Ms. Angelis asked if groundwater contamination might continue to spread out.
As part of remedial investigation, Mr. Taylor said EPA “will also be trying to determine where the source area exists. So, by removing the source the ultimate goal is so that the plume will eventually lessen.
If Blades makes the NPL, there is no definite timeline to project completion.

“It is hard to give a very discrete timeline of how long it will take to clean up the site,” said Mr. Taylor, noting there is a remedial investigation phase and a feasibility study which will evaluate alternatives. “Once we know the cleanup plans in the Record of Decision, we would most likely have a better timeline of how long this will take. Usually our remedial investigation phase would take around the timeline of like three to four years.”
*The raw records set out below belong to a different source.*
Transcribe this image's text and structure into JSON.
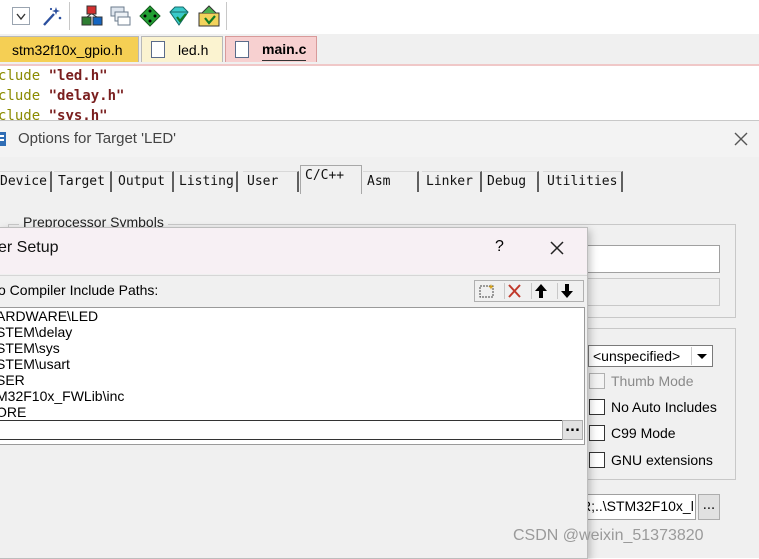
{
  "toolbar": {
    "icons": [
      "dropdown-arrow-icon",
      "magic-wand-icon",
      "file-extensions-icon",
      "stacked-windows-icon",
      "diamond-green-icon",
      "diamond-cyan-icon",
      "manage-run-time-icon"
    ]
  },
  "editor": {
    "tabs": [
      {
        "label": "stm32f10x_gpio.h",
        "active": false
      },
      {
        "label": "led.h",
        "active": false
      },
      {
        "label": "main.c",
        "active": true
      }
    ],
    "code_lines": [
      {
        "keyword": "clude",
        "value": "\"led.h\""
      },
      {
        "keyword": "clude",
        "value": "\"delay.h\""
      },
      {
        "keyword": "clude",
        "value": "\"sys.h\""
      }
    ]
  },
  "options_dialog": {
    "title": "Options for Target 'LED'",
    "tabs": [
      "Device",
      "Target",
      "Output",
      "Listing",
      "User",
      "C/C++",
      "Asm",
      "Linker",
      "Debug",
      "Utilities"
    ],
    "active_tab": "C/C++",
    "group_preprocessor": "Preprocessor Symbols",
    "select_value": "<unspecified>",
    "options": [
      {
        "label": "Thumb Mode",
        "disabled": true
      },
      {
        "label": "No Auto Includes",
        "disabled": false
      },
      {
        "label": "C99 Mode",
        "disabled": false
      },
      {
        "label": "GNU extensions",
        "disabled": false
      }
    ],
    "include_paths_value": "R;..\\STM32F10x_l",
    "browse_label": "..."
  },
  "folder_setup": {
    "title": "er Setup",
    "help": "?",
    "close": "✕",
    "list_label": "o Compiler Include Paths:",
    "paths": [
      "ARDWARE\\LED",
      "STEM\\delay",
      "STEM\\sys",
      "STEM\\usart",
      "SER",
      "M32F10x_FWLib\\inc",
      "ORE"
    ],
    "browse_label": "...",
    "colors": {
      "delete": "#c0392b"
    }
  },
  "watermark": "CSDN @weixin_51373820"
}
Mr. Root said the average timeline for Superfund sites historically is “seven to 10 years from the start of the investigation to when construction starts. If we find concentrations that require immediate action, we will mobilize our removal program.”
“Typically, groundwater cleanups take some time,” Mr. Root said. “Depending on the remedy it can take from a few years to clean up … to some remedies that go on for 20, 30 years to really get to where you can have a useable aquifer again, where you don’t any worry of having to have treatment on the water.”

Property values
The panel was questioned about the impact of the contamination site on property values.
“Over time our ultimate goal is to restore the groundwater back to beneficial use.,” said Mr. Taylor. “Productive reuse of a site always associates with increase economic value of an area.”
“Obviously, there can be an impact initially to property values. We’re not going to say that is not a concern,” said Mr. Root. “However, over time and with experience once we learn more about where and the extent of the contamination, and the concentrations, and who and what is affected by it, we can then share that information with property owners. They can use that information to inform buyers in the future of the status of what their property is. We can’t share it with everyone.
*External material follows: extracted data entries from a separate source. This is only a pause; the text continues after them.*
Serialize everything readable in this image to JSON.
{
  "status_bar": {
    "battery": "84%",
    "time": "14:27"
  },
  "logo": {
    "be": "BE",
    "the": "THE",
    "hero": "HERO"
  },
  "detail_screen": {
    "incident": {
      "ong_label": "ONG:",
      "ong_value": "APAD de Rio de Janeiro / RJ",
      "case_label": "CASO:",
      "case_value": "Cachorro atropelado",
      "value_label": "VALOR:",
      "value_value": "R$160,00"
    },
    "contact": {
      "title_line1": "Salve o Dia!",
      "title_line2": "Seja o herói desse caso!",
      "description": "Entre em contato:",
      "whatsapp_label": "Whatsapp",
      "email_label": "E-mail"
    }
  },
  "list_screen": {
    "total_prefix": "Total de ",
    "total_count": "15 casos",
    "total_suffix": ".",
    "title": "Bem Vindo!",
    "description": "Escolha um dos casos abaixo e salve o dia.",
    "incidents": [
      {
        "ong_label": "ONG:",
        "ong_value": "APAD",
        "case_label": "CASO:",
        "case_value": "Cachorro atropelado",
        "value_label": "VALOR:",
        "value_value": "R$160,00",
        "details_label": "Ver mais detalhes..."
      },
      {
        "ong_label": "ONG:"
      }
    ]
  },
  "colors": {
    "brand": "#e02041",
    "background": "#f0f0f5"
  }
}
“There have been many, many properties that have been bought and sold on Superfund sites, and the value of property may be affected; it may not be affected. It depends on where and what the use of that property is.”
Health issues
It was stated at the meeting at the most common types of cancer associated with these classes of chemicals are kidney and testicular cancer.
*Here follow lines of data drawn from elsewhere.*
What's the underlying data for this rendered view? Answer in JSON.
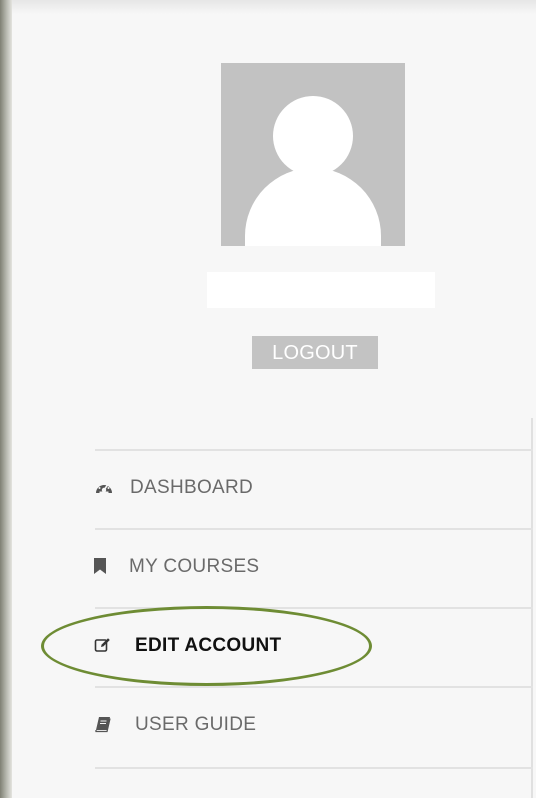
{
  "profile": {
    "username": "",
    "logout_label": "LOGOUT"
  },
  "menu": {
    "items": [
      {
        "label": "DASHBOARD",
        "icon": "dashboard-icon",
        "active": false
      },
      {
        "label": "MY COURSES",
        "icon": "bookmark-icon",
        "active": false
      },
      {
        "label": "EDIT ACCOUNT",
        "icon": "edit-icon",
        "active": true
      },
      {
        "label": "USER GUIDE",
        "icon": "book-icon",
        "active": false
      }
    ]
  },
  "colors": {
    "background": "#f7f7f7",
    "avatar_bg": "#c2c2c2",
    "logout_bg": "#c3c3c3",
    "menu_text": "#6a6a6a",
    "active_text": "#111111",
    "highlight": "#6e8c34"
  }
}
Jamie Mack of the Delaware Division of Public Health alerted residents to a new webpage launched earlier this year: My Healthy Community, which provides a snapshot of health data.
“As we see some of the concerns that the community here has we can adopt that webpage by adding some specific information related to the cancers in the area or some of the other concerns, so we can help the public be more educated on what some of those health effects may be,” said Mr. Mack.

The process will include a study, according to Karl Markiewicz, a toxicologist with the Agency for Toxic Substances and Disease Registry, which is a federal public health agency of the U.S. Department of Health and Human Services.

“I don’t want any confusion. It’s not a study in a classical sense of the term where we’re going to actually go out and study people,” said Mr. Markiewicz. “What we are going to produce is what we call a public health assessment document, look at environmental data, relevant health outcome data. We look historic exposure, current exposure and future exposure.
“As an example, we know the groundwater was contaminated and people drank it, so ingestion of contaminated groundwater is a completed pathway and we will evaluate that.”

Public comment
EPA is accepting public comment through Jan. 7, 2020.
Online comments can be submitted to: www.regulations.gov (search for “EPA-HQ-OLEM-2019-0484).

Comments by mail should to be sent to: U.S Environmental Protection Agency, EPA Docket Center, Docket # EPA-HQ-OLEM-2019-0484, Mail Code 28221T, 1200 Pennsylvania Avenue NW, Washington, D.C. 20460.